Tue, 26 Sep 2017 - 11:57 AM CST












Los hispanos han representado la mitad del crecimiento de la población en los Estados Unidos desde 2000, pero sutiles cambios demográficos están teniendo lugar dentro de este grupo, según un informe reciente de Pew Research Center.

A partir de 2016, había cerca de 58 millones de hispanos en los Estados Unidos - el número más grande hasta la fecha.

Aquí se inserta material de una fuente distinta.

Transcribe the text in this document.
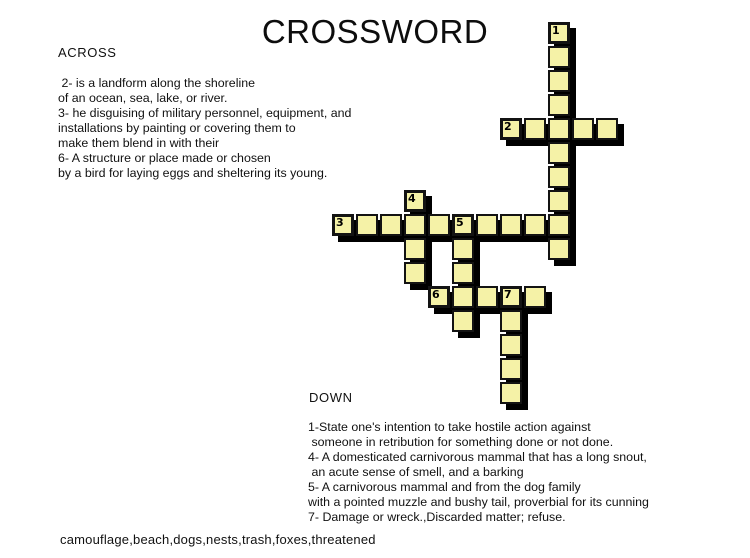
CROSSWORD
ACROSS
2- is a landform along the shoreline
of an ocean, sea, lake, or river.
3- he disguising of military personnel, equipment, and
installations by painting or covering them to
make them blend in with their
6- A structure or place made or chosen
by a bird for laying eggs and sheltering its young.
DOWN
1-State one's intention to take hostile action against
someone in retribution for something done or not done.
4- A domesticated carnivorous mammal that has a long snout,
an acute sense of smell, and a barking
5- A carnivorous mammal and from the dog family
with a pointed muzzle and bushy tail, proverbial for its cunning
7- Damage or wreck.,Discarded matter; refuse.
camouflage,beach,dogs,nests,trash,foxes,threatened
1
2
3	5
4
6	7
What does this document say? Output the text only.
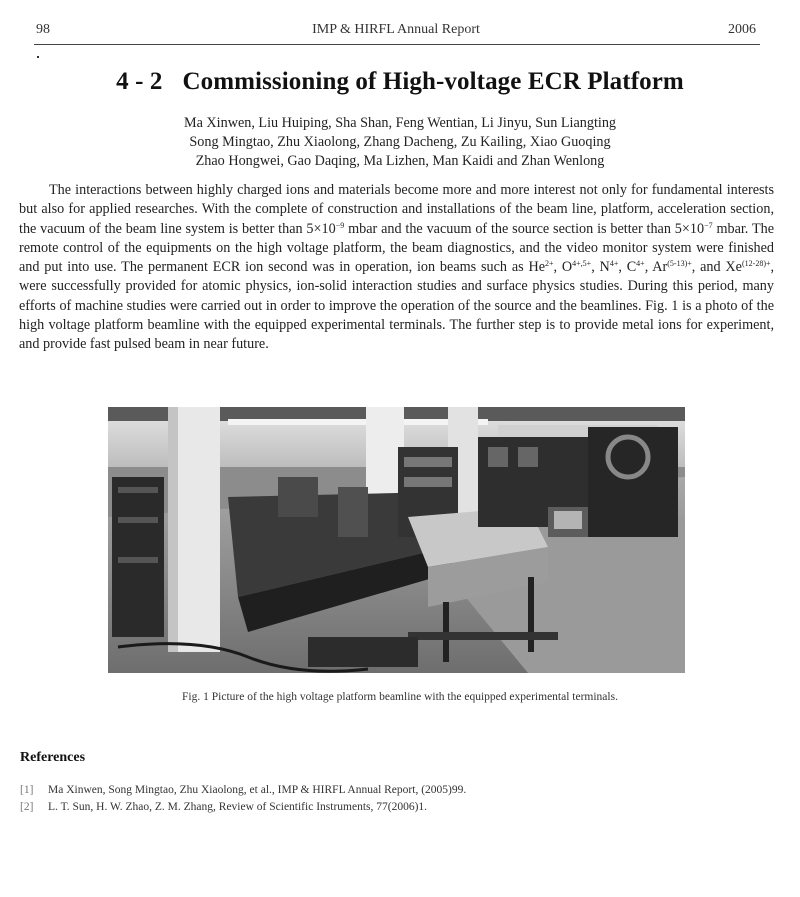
98	IMP & HIRFL Annual Report	2006
4 - 2 Commissioning of High-voltage ECR Platform
Ma Xinwen, Liu Huiping, Sha Shan, Feng Wentian, Li Jinyu, Sun Liangting
Song Mingtao, Zhu Xiaolong, Zhang Dacheng, Zu Kailing, Xiao Guoqing
Zhao Hongwei, Gao Daqing, Ma Lizhen, Man Kaidi and Zhan Wenlong
The interactions between highly charged ions and materials become more and more interest not only for fundamental interests but also for applied researches. With the complete of construction and installations of the beam line, platform, acceleration section, the vacuum of the beam line system is better than $5\times 10^{-9}$ mbar and the vacuum of the source section is better than $5\times 10^{-7}$ mbar. The remote control of the equipments on the high voltage platform, the beam diagnostics, and the video monitor system were finished and put into use. The permanent ECR ion second was in operation, ion beams such as $He^{2+}$, $O^{4+,5+}$, $N^{4+}$, $C^{4+}$, $Ar^{(5-13)+}$, and $Xe^{(12-28)+}$, were successfully provided for atomic physics, ion-solid interaction studies and surface physics studies. During this period, many efforts of machine studies were carried out in order to improve the operation of the source and the beamlines. Fig. 1 is a photo of the high voltage platform beamline with the equipped experimental terminals. The further step is to provide metal ions for experiment, and provide fast pulsed beam in near future.
Fig. 1 Picture of the high voltage platform beamline with the equipped experimental terminals.
References
[1] Ma Xinwen, Song Mingtao, Zhu Xiaolong, et al., IMP & HIRFL Annual Report, (2005)99.
[2] L. T. Sun, H. W. Zhao, Z. M. Zhang, Review of Scientific Instruments, 77(2006)1.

La población ha aumentado gradualmente desde 1970, cuando menos de 10 millones de hispanos vivían en los EE.UU. En 2000, la población hispana de los Estados Unidos era de aproximadamente 36 millones; en 2010, el número había subido a 51 millones.

Sin embargo, Pew informa que la tasa de crecimiento se está desacelerando a medida que menos inmigrantes ingresan a los Estados Unidos desde México y la tasa de fecundidad entre las mujeres hispanas disminuye. Con un aumento promedio del 2 por ciento anual, los hispanos siguen siendo el segundo grupo racial o étnico más rápido de la nación. (Los asiáticos son el grupo de más rápido crecimiento, aumentando al 3 por ciento al año.)

Los cinco grupos hispanos más grandes por origen son mexicanos, puertorriqueños, salvadoreños, cubanos y dominicanos.

Una mayor proporción de hispanos ahora nacen en los Estados Unidos. En 2000, 60 por ciento de los hispanos de la nación eran estadounidenses nacidos, comparado con el 66 por ciento de hoy.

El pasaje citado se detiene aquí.